Mejorar tu técnica de carrera no solo sirve para correr más rápido. El objetivo es otro: se trata de correr de forma más eficiente, consumiendo menos energía y reduciendo drásticamente el riesgo de lesiones. Una zancada dominada permite encadenar mejor los entrenamientos y disfrutar de un placer duradero sobre el asfalto o los senderos.
Aquí tienes 9 claves prácticas para transformar tu estilo de carrera.
1. Dirige la mirada hacia el horizonte
Tus ojos dirigen tu postura. Dirige la mirada hacia una zona situada entre 4 y 10 metros por delante de ti. Mirar a los pies es un error clásico que rompe la zancada, encorva la espalda y perjudica la concentración. Mirando hacia adelante, mantienes naturalmente tus vías respiratorias despejadas y te anticipas a las irregularidades del terreno.

2. Endereza tu postura (el hilo invisible)
Imagina que un hilo invisible tira de la coronilla hacia el cielo. Tu postura debe ser erguida y firme. Evita inclinarte hacia adelante o arquearte hacia atrás, incluso bajo los efectos del cansancio. Para corregir una mala postura, fija la vista en el horizonte y saca ligeramente el pecho: tu torso se alineará al instante.
3. Relaja los hombros para respirar mejor
Los hombros tensos o elevados hacia las orejas consumen mucha energía. Mantenlos bajos y relajados. No los eches hacia adelante: esto comprime la caja torácica y reduce la capacidad pulmonar. Tus pulmones necesitan espacio para oxigenar los músculos de manera eficaz.

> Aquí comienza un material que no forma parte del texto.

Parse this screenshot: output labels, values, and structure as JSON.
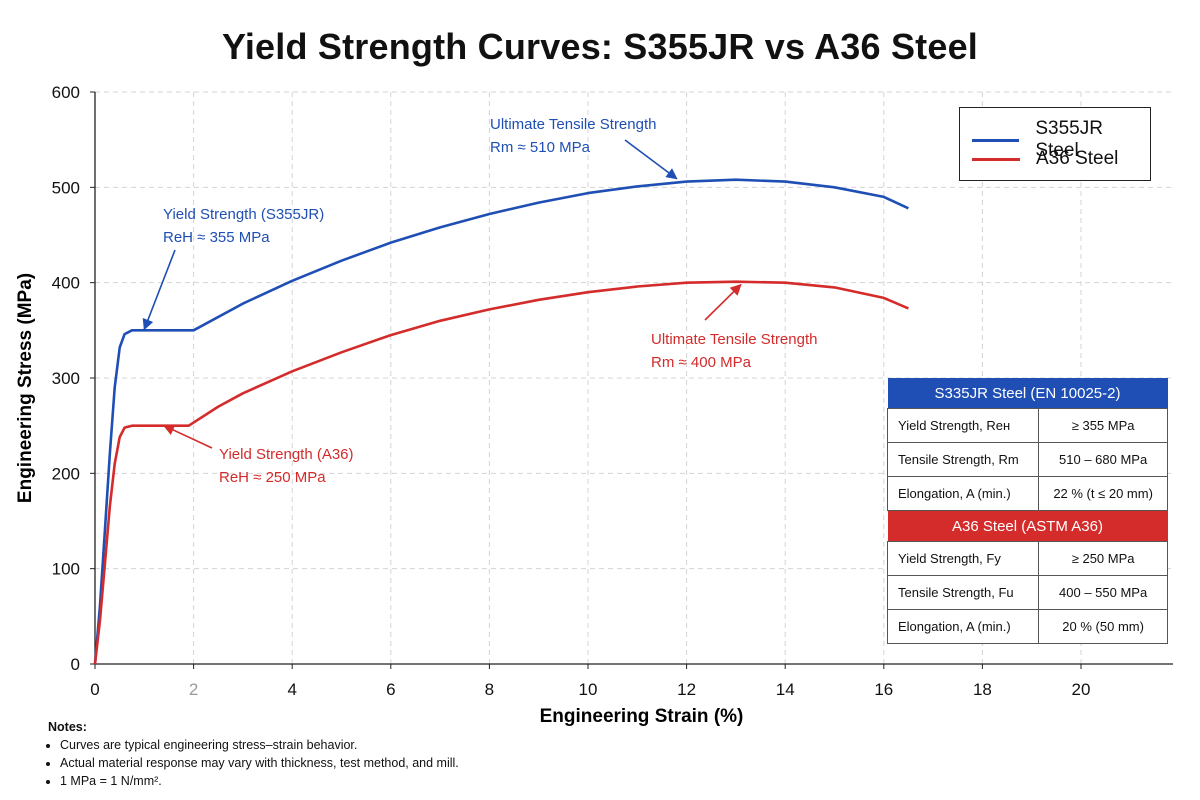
{
  "title": "Yield Strength Curves: S355JR vs A36 Steel",
  "chart_data": {
    "type": "line",
    "xlabel": "Engineering Strain (%)",
    "ylabel": "Engineering Stress (MPa)",
    "xlim": [
      0,
      22
    ],
    "ylim": [
      0,
      600
    ],
    "xticks": [
      "0",
      "2",
      "4",
      "6",
      "8",
      "10",
      "12",
      "14",
      "16",
      "18",
      "20"
    ],
    "yticks": [
      "0",
      "100",
      "200",
      "300",
      "400",
      "500",
      "600"
    ],
    "grid": true,
    "legend_position": "top-right",
    "series": [
      {
        "name": "S355JR Steel",
        "color": "#1f4fb4",
        "x": [
          0,
          0.1,
          0.2,
          0.3,
          0.4,
          0.5,
          0.6,
          0.75,
          2.0,
          3,
          4,
          5,
          6,
          7,
          8,
          9,
          10,
          11,
          12,
          13,
          14,
          15,
          16,
          16.5
        ],
        "y": [
          0,
          60,
          140,
          220,
          290,
          332,
          346,
          350,
          350,
          378,
          402,
          423,
          442,
          458,
          472,
          484,
          494,
          501,
          506,
          508,
          506,
          500,
          490,
          478
        ]
      },
      {
        "name": "A36 Steel",
        "color": "#d42b2b",
        "x": [
          0,
          0.1,
          0.2,
          0.3,
          0.4,
          0.5,
          0.6,
          0.75,
          1.9,
          2.5,
          3,
          4,
          5,
          6,
          7,
          8,
          9,
          10,
          11,
          12,
          13,
          14,
          15,
          16,
          16.5
        ],
        "y": [
          0,
          45,
          105,
          165,
          210,
          238,
          248,
          250,
          250,
          270,
          284,
          307,
          327,
          345,
          360,
          372,
          382,
          390,
          396,
          400,
          401,
          400,
          395,
          384,
          373
        ]
      }
    ],
    "annotations": [
      {
        "lines": [
          "Yield Strength (S355JR)",
          "ReH ≈ 355 MPa"
        ],
        "color": "#1f4fb4",
        "arrow_to": [
          1.0,
          350
        ]
      },
      {
        "lines": [
          "Ultimate Tensile Strength",
          "Rm ≈ 510 MPa"
        ],
        "color": "#1f4fb4",
        "arrow_to": [
          11.8,
          508
        ]
      },
      {
        "lines": [
          "Yield Strength (A36)",
          "ReH ≈ 250 MPa"
        ],
        "color": "#d42b2b",
        "arrow_to": [
          1.4,
          250
        ]
      },
      {
        "lines": [
          "Ultimate Tensile Strength",
          "Rm ≈ 400 MPa"
        ],
        "color": "#d42b2b",
        "arrow_to": [
          13.1,
          401
        ]
      }
    ]
  },
  "table": {
    "sections": [
      {
        "header": "S335JR Steel (EN 10025-2)",
        "color": "#1f4fb4",
        "rows": [
          [
            "Yield Strength, Reн",
            "≥ 355 MPa"
          ],
          [
            "Tensile Strength, Rm",
            "510 – 680 MPa"
          ],
          [
            "Elongation, A (min.)",
            "22 % (t ≤ 20 mm)"
          ]
        ]
      },
      {
        "header": "A36 Steel (ASTM A36)",
        "color": "#d42b2b",
        "rows": [
          [
            "Yield Strength, Fy",
            "≥ 250 MPa"
          ],
          [
            "Tensile Strength, Fu",
            "400 – 550 MPa"
          ],
          [
            "Elongation, A (min.)",
            "20 % (50 mm)"
          ]
        ]
      }
    ]
  },
  "notes": {
    "heading": "Notes:",
    "items": [
      "Curves are typical engineering stress–strain behavior.",
      "Actual material response may vary with thickness, test method, and mill.",
      "1 MPa = 1 N/mm²."
    ]
  }
}
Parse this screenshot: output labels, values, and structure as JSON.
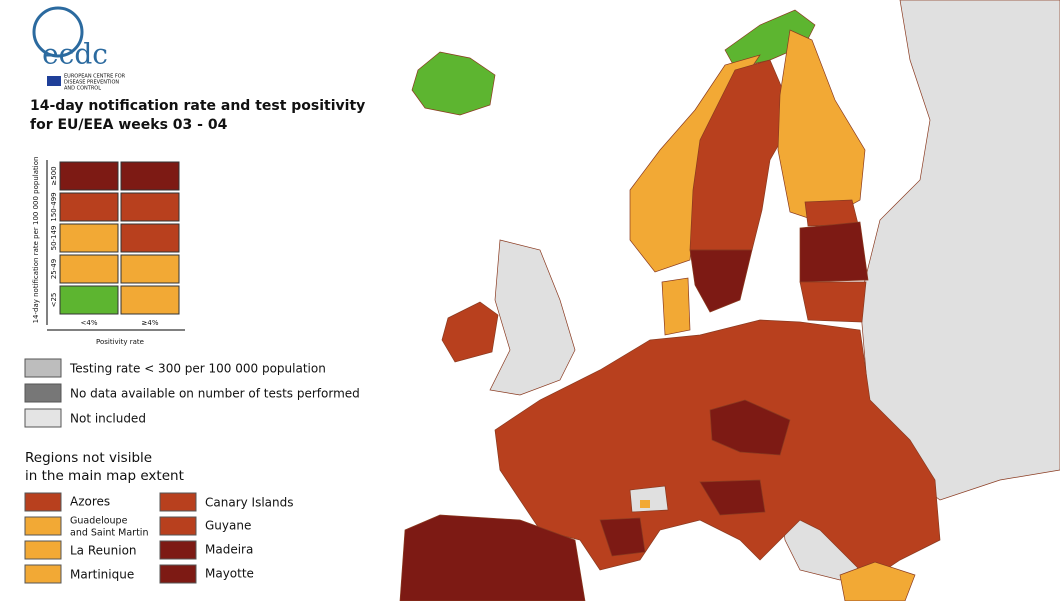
{
  "header": {
    "logo": "ecdc",
    "org": [
      "EUROPEAN CENTRE FOR",
      "DISEASE PREVENTION",
      "AND CONTROL"
    ],
    "title": [
      "14-day notification rate and test positivity",
      "for EU/EEA weeks 03 - 04"
    ]
  },
  "matrix": {
    "y_label": "14-day notification rate per 100 000 population",
    "x_label": "Positivity rate",
    "rows": [
      "≥500",
      "150-499",
      "50-149",
      "25-49",
      "<25"
    ],
    "cols": [
      "<4%",
      "≥4%"
    ]
  },
  "legend": [
    "Testing rate < 300 per 100 000 population",
    "No data available on number of tests performed",
    "Not included"
  ],
  "regions": {
    "title": [
      "Regions not visible",
      "in the main map extent"
    ],
    "items": [
      [
        "Azores",
        "Guadeloupe",
        "and Saint Martin",
        "La Reunion",
        "Martinique"
      ],
      [
        "Canary Islands",
        "Guyane",
        "Madeira",
        "Mayotte"
      ]
    ]
  }
}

4. Respeta la regla de los 90° para los brazos
Para ahorrar el máximo de energía, mantén los codos flexionados en un ángulo de aproximadamente 90 grados. Tus manos no deben subir a la altura de los hombros (un error frecuente de principiante), sino permanecer justo por encima de las caderas. El movimiento debe ser un balanceo pendular fluido que parta del hombro y no del codo.
5. Mantén los brazos a los lados (sin cruzarlos)
Tus brazos sirven de balancín para el equilibrio. Asegúrate de que nunca crucen la línea central del torso. Unos brazos que se cruzan delante del pecho generan movimientos de rotación innecesarios del tronco, lo que malgasta energía y limita tu capacidad respiratoria.
6. Relaja tus manos (la técnica del huevo)
La tensión en las manos a menudo se transmite a todo el brazo hasta la nuca. Mantén las manos ligeramente cerradas pero sin apretar, como si sujetaras un objeto frágil en su interior (un huevo o una mariposa). Las muñecas deben permanecer flexibles para evitar cualquier rigidez innecesaria.

7. Aumenta tu cadencia de carrera
Es el secreto de los corredores eficientes. En lugar de buscar zancadas amplias que frenen tu impulso, trabaja la frecuencia. Lo ideal es acercarse a una cadencia de 180 pasos por minuto. Una frecuencia elevada reduce el tiempo de contacto con el suelo y el impacto en las articulaciones. Para profundizar en este punto crucial, consulta nuestra guía sobre la cadencia de carrera óptima.
8. Prioriza el apoyo de "mediopié"
Aterrizar pesadamente sobre el talón (overstriding) actúa como un freno y envía una importante onda de choque a tus rodillas y caderas. Por el contrario, correr únicamente de puntillas fatiga las pantorrillas. La técnica de carrera más saludable consiste en aterrizar sobre el mediopié, justo debajo de tu centro de gravedad, y luego extender el apoyo hasta los dedos.
9. Trabaja una zancada rasa
A menos que hagas un esprint, no sirve de nada subir mucho las rodillas. Una zancada demasiado aérea consume muchísima energía para luchar contra la gravedad. Al trabajar una zancada más rasa, minimizas los rebotes verticales innecesarios. Unos pasos bajos, cortos y rápidos son la clave de la resistencia.
¿Cómo aplicar estos consejos?
No intentes corregirlo todo de golpe. En tu próxima salida, practica el Body Scan: cada 10 minutos, haz un chequeo mental desde la cabeza (mirada, hombros, brazos, manos) hasta los pies (cadencia, pisada). Si notas alguna tensión, corrígela de inmediato.
Un excelente ejercicio consiste también en pedirle a un amigo que te grabe al final de la sesión. La fatiga a menudo revela nuestros malos hábitos posturales. Recuerda que no existe una técnica universal perfecta: lo importante es escuchar tus propias sensaciones para construir el estilo de running que mejor se adapte a ti.